Me quedo con los primeros veinticinco minutos del partido que jugó este domingo la selección mexicana contra la selección argentina en el Mundial de Sudáfrica: México evidenció la falta de solidez del equipo argentino comandado por Diego Armando Maradona hasta que llegaron al desquite los primos italianos, Alberto Rosetti, Paolo Calcagno y Stefano Ayroldi, árbitros del partido, quienes le regalaron a Argentina (otra vez, como recordando la mano de su dios) un gol que visiblemente estaba fuera de lugar.
Ante tal desconcierto, la selección (que seguramente estuvo estos últimos cinco días entrenándose psicológicamente para no perder la ecuanimidad frente a un Messi que hace más alarde de sus habilidades en la cancha de lo que realmente da, y frente a una leyenda del futbol de todos los tiempos) perdió el piso y nuevamente cayó en las garras de la inseguridad, la desconfianza y la culpa tan características del inconsciente colectivo del mexicano promedio.
¿Cómo no perder la concentración en la cancha cuando se sabe que el arbitraje no da para más de este lado y sí lo da todo para el equipo contrario? ¿Cómo no perder la fe en un juego, primero; luego, en sí mismos, si cuando te atreves a enfrentar al “gigante” lo primero que ocurre es la aparición de un árbitro que está ahí ex profeso para hacerte ver que, una vez más, la injusticia es lo que impera en este mundo y se evidencia en la cancha? ¿Cómo no sentirse vulnerables ante un “padrino” como Rosetti?
Ante tal situación, yo esperaba que surgiera, al menos, un poco de caudillismo: una patada de Bautista a Messi que los expulsara a ambos, al “Bofo” por realizar una falta (que imagino para un árbitro italiano sería material para iniciar una guerra campal muy al estilo de la mafia italiana) y al Messi por quedar lesionado per secula seculorum (o de perdido hasta que se terminara el mundial); un agarrón a golpes entre Cuauhtémoc (que debió entrar sin esperar a que “El Vasco” Aguirre lo pidiera: nuestro “10” viene siendo algo así como el Cid Campeador del equipo mexicano, así juegue únicamente quince minutos como lo hizo en el partido México-Francia) y Tévez. Una convocatoria de Rafael Márquez al equipo nacional para retirarse de la cancha inmediatamente después de que Rosetti violara la regla 11 del reglamento oficial de la FIFA: salir airosos, con dignidad. “Nos vamos del mundial, aunque nos multen por irnos antes de finalizar el partido. Total, nada tenemos qué hacer aquí si nos van a obstaculizar el juego”.

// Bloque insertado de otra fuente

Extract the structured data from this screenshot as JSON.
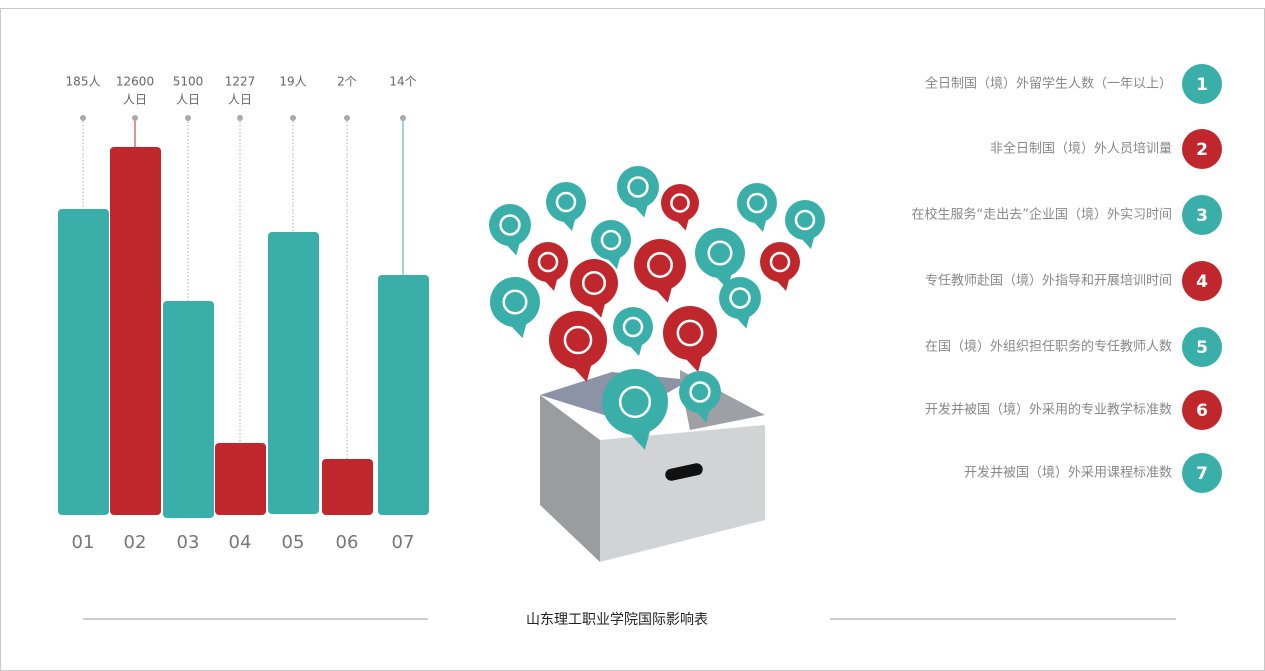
{
  "title": "山东理工职业学院国际影响表",
  "items": [
    {
      "index": "01",
      "label": [
        "185人"
      ],
      "number": "1",
      "description": "全日制国（境）外留学生人数（一年以上）"
    },
    {
      "index": "02",
      "label": [
        "12600",
        "人日"
      ],
      "number": "2",
      "description": "非全日制国（境）外人员培训量"
    },
    {
      "index": "03",
      "label": [
        "5100",
        "人日"
      ],
      "number": "3",
      "description": "在校生服务“走出去”企业国（境）外实习时间"
    },
    {
      "index": "04",
      "label": [
        "1227",
        "人日"
      ],
      "number": "4",
      "description": "专任教师赴国（境）外指导和开展培训时间"
    },
    {
      "index": "05",
      "label": [
        "19人"
      ],
      "number": "5",
      "description": "在国（境）外组织担任职务的专任教师人数"
    },
    {
      "index": "06",
      "label": [
        "2个"
      ],
      "number": "6",
      "description": "开发并被国（境）外采用的专业教学标准数"
    },
    {
      "index": "07",
      "label": [
        "14个"
      ],
      "number": "7",
      "description": "开发并被国（境）外采用课程标准数"
    }
  ]
}
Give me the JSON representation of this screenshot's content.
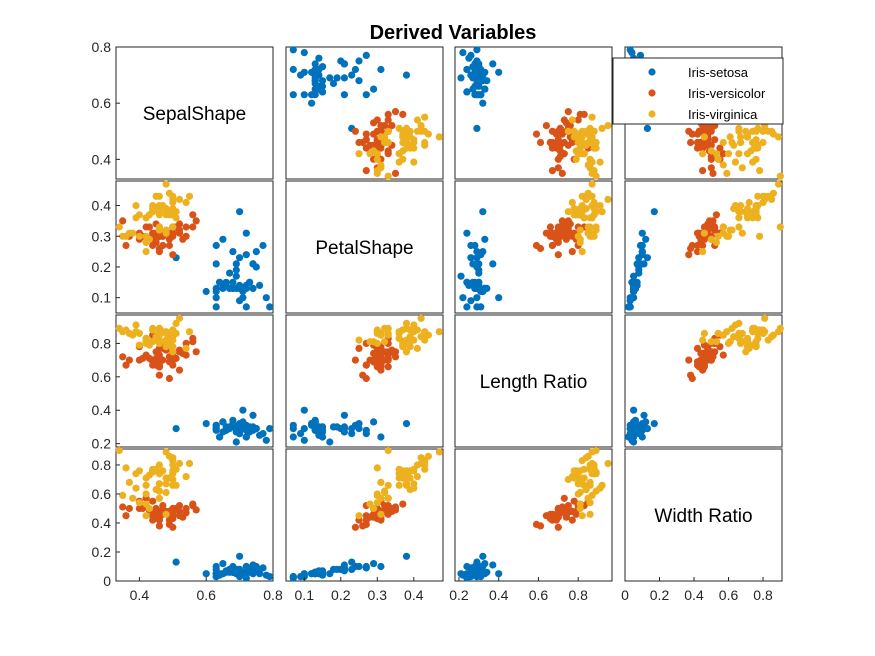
{
  "chart_data": {
    "type": "scatter",
    "title": "Derived Variables",
    "variables": [
      "SepalShape",
      "PetalShape",
      "Length Ratio",
      "Width Ratio"
    ],
    "ranges": [
      {
        "lim": [
          0.33,
          0.8
        ],
        "ticks": [
          0.4,
          0.6,
          0.8
        ],
        "tick_labels": [
          "0.4",
          "0.6",
          "0.8"
        ]
      },
      {
        "lim": [
          0.05,
          0.48
        ],
        "ticks": [
          0.1,
          0.2,
          0.3,
          0.4
        ],
        "tick_labels": [
          "0.1",
          "0.2",
          "0.3",
          "0.4"
        ]
      },
      {
        "lim": [
          0.18,
          0.97
        ],
        "ticks": [
          0.2,
          0.4,
          0.6,
          0.8
        ],
        "tick_labels": [
          "0.2",
          "0.4",
          "0.6",
          "0.8"
        ]
      },
      {
        "lim": [
          0.0,
          0.91
        ],
        "ticks": [
          0,
          0.2,
          0.4,
          0.6,
          0.8
        ],
        "tick_labels": [
          "0",
          "0.2",
          "0.4",
          "0.6",
          "0.8"
        ]
      }
    ],
    "legend_position": "top-right",
    "grid": false,
    "series": [
      {
        "name": "Iris-setosa",
        "color": "#0072BD",
        "points": [
          [
            0.7,
            0.14,
            0.29,
            0.06
          ],
          [
            0.69,
            0.13,
            0.3,
            0.06
          ],
          [
            0.73,
            0.15,
            0.27,
            0.07
          ],
          [
            0.72,
            0.13,
            0.3,
            0.06
          ],
          [
            0.72,
            0.14,
            0.28,
            0.06
          ],
          [
            0.72,
            0.24,
            0.31,
            0.1
          ],
          [
            0.74,
            0.21,
            0.3,
            0.09
          ],
          [
            0.68,
            0.13,
            0.3,
            0.06
          ],
          [
            0.66,
            0.14,
            0.3,
            0.07
          ],
          [
            0.63,
            0.07,
            0.31,
            0.03
          ],
          [
            0.74,
            0.13,
            0.28,
            0.05
          ],
          [
            0.71,
            0.13,
            0.33,
            0.06
          ],
          [
            0.63,
            0.1,
            0.29,
            0.03
          ],
          [
            0.7,
            0.09,
            0.26,
            0.03
          ],
          [
            0.69,
            0.17,
            0.21,
            0.05
          ],
          [
            0.77,
            0.27,
            0.26,
            0.09
          ],
          [
            0.72,
            0.31,
            0.24,
            0.1
          ],
          [
            0.69,
            0.21,
            0.27,
            0.07
          ],
          [
            0.67,
            0.18,
            0.3,
            0.08
          ],
          [
            0.75,
            0.2,
            0.29,
            0.08
          ],
          [
            0.63,
            0.12,
            0.31,
            0.05
          ],
          [
            0.75,
            0.25,
            0.29,
            0.1
          ],
          [
            0.78,
            0.1,
            0.22,
            0.04
          ],
          [
            0.65,
            0.29,
            0.33,
            0.12
          ],
          [
            0.71,
            0.1,
            0.4,
            0.05
          ],
          [
            0.6,
            0.12,
            0.32,
            0.05
          ],
          [
            0.68,
            0.25,
            0.32,
            0.1
          ],
          [
            0.67,
            0.13,
            0.29,
            0.06
          ],
          [
            0.65,
            0.14,
            0.27,
            0.05
          ],
          [
            0.68,
            0.13,
            0.34,
            0.06
          ],
          [
            0.65,
            0.13,
            0.33,
            0.05
          ],
          [
            0.63,
            0.27,
            0.28,
            0.1
          ],
          [
            0.79,
            0.07,
            0.29,
            0.03
          ],
          [
            0.76,
            0.14,
            0.25,
            0.05
          ],
          [
            0.63,
            0.13,
            0.3,
            0.05
          ],
          [
            0.64,
            0.15,
            0.24,
            0.04
          ],
          [
            0.64,
            0.15,
            0.24,
            0.05
          ],
          [
            0.72,
            0.07,
            0.24,
            0.02
          ],
          [
            0.68,
            0.15,
            0.3,
            0.06
          ],
          [
            0.69,
            0.19,
            0.3,
            0.08
          ],
          [
            0.7,
            0.23,
            0.26,
            0.08
          ],
          [
            0.51,
            0.23,
            0.29,
            0.13
          ],
          [
            0.73,
            0.15,
            0.3,
            0.06
          ],
          [
            0.7,
            0.38,
            0.32,
            0.17
          ],
          [
            0.74,
            0.21,
            0.37,
            0.11
          ],
          [
            0.63,
            0.21,
            0.29,
            0.08
          ],
          [
            0.71,
            0.12,
            0.32,
            0.05
          ],
          [
            0.7,
            0.13,
            0.3,
            0.06
          ],
          [
            0.7,
            0.13,
            0.28,
            0.05
          ],
          [
            0.66,
            0.15,
            0.28,
            0.06
          ]
        ]
      },
      {
        "name": "Iris-versicolor",
        "color": "#D95319",
        "points": [
          [
            0.46,
            0.3,
            0.67,
            0.44
          ],
          [
            0.5,
            0.33,
            0.7,
            0.47
          ],
          [
            0.45,
            0.31,
            0.71,
            0.48
          ],
          [
            0.42,
            0.33,
            0.73,
            0.57
          ],
          [
            0.43,
            0.33,
            0.71,
            0.49
          ],
          [
            0.49,
            0.29,
            0.79,
            0.46
          ],
          [
            0.52,
            0.34,
            0.76,
            0.48
          ],
          [
            0.49,
            0.31,
            0.69,
            0.42
          ],
          [
            0.44,
            0.3,
            0.7,
            0.45
          ],
          [
            0.52,
            0.32,
            0.75,
            0.52
          ],
          [
            0.4,
            0.29,
            0.7,
            0.5
          ],
          [
            0.51,
            0.33,
            0.71,
            0.5
          ],
          [
            0.36,
            0.27,
            0.67,
            0.45
          ],
          [
            0.47,
            0.3,
            0.77,
            0.48
          ],
          [
            0.52,
            0.31,
            0.64,
            0.45
          ],
          [
            0.46,
            0.31,
            0.66,
            0.45
          ],
          [
            0.54,
            0.33,
            0.8,
            0.5
          ],
          [
            0.5,
            0.24,
            0.7,
            0.37
          ],
          [
            0.35,
            0.35,
            0.72,
            0.51
          ],
          [
            0.45,
            0.28,
            0.7,
            0.44
          ],
          [
            0.56,
            0.37,
            0.81,
            0.53
          ],
          [
            0.46,
            0.33,
            0.66,
            0.46
          ],
          [
            0.4,
            0.31,
            0.78,
            0.55
          ],
          [
            0.46,
            0.25,
            0.77,
            0.42
          ],
          [
            0.45,
            0.3,
            0.67,
            0.45
          ],
          [
            0.45,
            0.31,
            0.67,
            0.46
          ],
          [
            0.41,
            0.3,
            0.71,
            0.5
          ],
          [
            0.45,
            0.34,
            0.75,
            0.5
          ],
          [
            0.5,
            0.33,
            0.75,
            0.5
          ],
          [
            0.46,
            0.26,
            0.61,
            0.38
          ],
          [
            0.44,
            0.29,
            0.69,
            0.45
          ],
          [
            0.44,
            0.27,
            0.67,
            0.42
          ],
          [
            0.5,
            0.31,
            0.67,
            0.43
          ],
          [
            0.44,
            0.31,
            0.85,
            0.55
          ],
          [
            0.56,
            0.33,
            0.83,
            0.52
          ],
          [
            0.57,
            0.35,
            0.75,
            0.49
          ],
          [
            0.46,
            0.32,
            0.7,
            0.48
          ],
          [
            0.37,
            0.3,
            0.7,
            0.5
          ],
          [
            0.54,
            0.3,
            0.73,
            0.47
          ],
          [
            0.46,
            0.3,
            0.73,
            0.48
          ],
          [
            0.47,
            0.27,
            0.8,
            0.52
          ],
          [
            0.5,
            0.3,
            0.75,
            0.48
          ],
          [
            0.45,
            0.29,
            0.69,
            0.46
          ],
          [
            0.46,
            0.3,
            0.66,
            0.43
          ],
          [
            0.48,
            0.31,
            0.76,
            0.48
          ],
          [
            0.53,
            0.29,
            0.74,
            0.44
          ],
          [
            0.5,
            0.31,
            0.74,
            0.45
          ],
          [
            0.47,
            0.3,
            0.7,
            0.46
          ],
          [
            0.49,
            0.27,
            0.59,
            0.39
          ],
          [
            0.49,
            0.31,
            0.72,
            0.48
          ]
        ]
      },
      {
        "name": "Iris-virginica",
        "color": "#EDB120",
        "points": [
          [
            0.52,
            0.42,
            0.95,
            0.81
          ],
          [
            0.5,
            0.37,
            0.88,
            0.74
          ],
          [
            0.42,
            0.36,
            0.83,
            0.71
          ],
          [
            0.46,
            0.32,
            0.89,
            0.62
          ],
          [
            0.46,
            0.38,
            0.89,
            0.74
          ],
          [
            0.39,
            0.36,
            0.87,
            0.74
          ],
          [
            0.51,
            0.38,
            0.92,
            0.66
          ],
          [
            0.4,
            0.3,
            0.86,
            0.54
          ],
          [
            0.37,
            0.31,
            0.86,
            0.68
          ],
          [
            0.5,
            0.42,
            0.84,
            0.85
          ],
          [
            0.5,
            0.39,
            0.78,
            0.76
          ],
          [
            0.42,
            0.36,
            0.83,
            0.66
          ],
          [
            0.44,
            0.38,
            0.81,
            0.76
          ],
          [
            0.44,
            0.4,
            0.88,
            0.77
          ],
          [
            0.48,
            0.47,
            0.87,
            0.89
          ],
          [
            0.5,
            0.43,
            0.82,
            0.83
          ],
          [
            0.46,
            0.33,
            0.85,
            0.57
          ],
          [
            0.5,
            0.33,
            0.86,
            0.66
          ],
          [
            0.34,
            0.33,
            0.89,
            0.9
          ],
          [
            0.36,
            0.3,
            0.88,
            0.78
          ],
          [
            0.46,
            0.4,
            0.82,
            0.67
          ],
          [
            0.5,
            0.41,
            0.88,
            0.8
          ],
          [
            0.35,
            0.3,
            0.87,
            0.59
          ],
          [
            0.43,
            0.37,
            0.79,
            0.73
          ],
          [
            0.48,
            0.38,
            0.82,
            0.67
          ],
          [
            0.42,
            0.3,
            0.8,
            0.6
          ],
          [
            0.48,
            0.37,
            0.78,
            0.71
          ],
          [
            0.49,
            0.37,
            0.8,
            0.71
          ],
          [
            0.44,
            0.38,
            0.89,
            0.75
          ],
          [
            0.42,
            0.28,
            0.81,
            0.53
          ],
          [
            0.38,
            0.31,
            0.85,
            0.57
          ],
          [
            0.48,
            0.31,
            0.86,
            0.46
          ],
          [
            0.44,
            0.39,
            0.88,
            0.76
          ],
          [
            0.43,
            0.29,
            0.81,
            0.5
          ],
          [
            0.42,
            0.25,
            0.82,
            0.45
          ],
          [
            0.39,
            0.4,
            0.91,
            0.64
          ],
          [
            0.54,
            0.41,
            0.77,
            0.72
          ],
          [
            0.48,
            0.32,
            0.81,
            0.61
          ],
          [
            0.5,
            0.38,
            0.75,
            0.7
          ],
          [
            0.45,
            0.39,
            0.84,
            0.63
          ],
          [
            0.46,
            0.43,
            0.86,
            0.8
          ],
          [
            0.48,
            0.39,
            0.81,
            0.71
          ],
          [
            0.46,
            0.37,
            0.88,
            0.74
          ],
          [
            0.47,
            0.4,
            0.87,
            0.76
          ],
          [
            0.49,
            0.44,
            0.85,
            0.86
          ],
          [
            0.45,
            0.43,
            0.83,
            0.77
          ],
          [
            0.4,
            0.37,
            0.79,
            0.76
          ],
          [
            0.46,
            0.38,
            0.8,
            0.67
          ],
          [
            0.55,
            0.43,
            0.87,
            0.81
          ],
          [
            0.51,
            0.36,
            0.86,
            0.77
          ]
        ]
      }
    ]
  }
}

Pero no: la selección mexicana jugó lastimosamente y con el ánimo caído hasta el final, quedando en un 3-1 que a mí me sonó a un 2-1.
Así nos fuimos del mundial: con una selección mexicana que pareciera ser un móvil de rentabilidad utilizado hasta la saciedad por la televisora de todos nuestros males, Televisa. Una televisora que no le interesa en lo más mínimo el progreso de los mexicanos, más bien todo lo contrario. Una televisora que utiliza hasta lo más inocuo –porque finalmente el balompié es eso: inocuidad para días de eterno caos– para ganar dinero a base de cinismo (léase “Iniciativa México”) y lástima (entiéndase “Teletón”).
México se fue del mundial de futbol 2010 en el marco del Bicentenario de la Independencia y el Centenario de la Revolución Mexicanas con la certeza de que el caudillismo es parte de la historia y con la vaga impresión de que la participación de nuestra selección en el mundial es únicamente un pretexto para que otros se sirvan con la cuchara grande.
Independientemente de la derrota mexicana, lo que más duele es ver cómo los países se prestan a la degradación del sentido original de uno de los deportes más populares en todo el mundo con tal de beneficiarse de las estrategias de mercado de la FIFA. Este mundial en específico aclaró muchas de mis sospechas: los partidos están ya arreglados y se tiene designado al campeón desde antes de iniciar el mundial (si no me cree, pregúntele a la selección de Inglaterra). Un campeón que casi siempre responde a las políticas mundiales imperantes en ese “momento histórico” que dejó de pertenecer, desde hace ya algunas décadas, al fatídico destino a la usanza griega para convertirse en la máxima expresión de la manipulación de los hechos.
Así las cosas, ahora a Maradona habrá que decirle “Viel Glük!”. Uno nunca sabe cuánto tiempo la suerte estará de nuestro lado.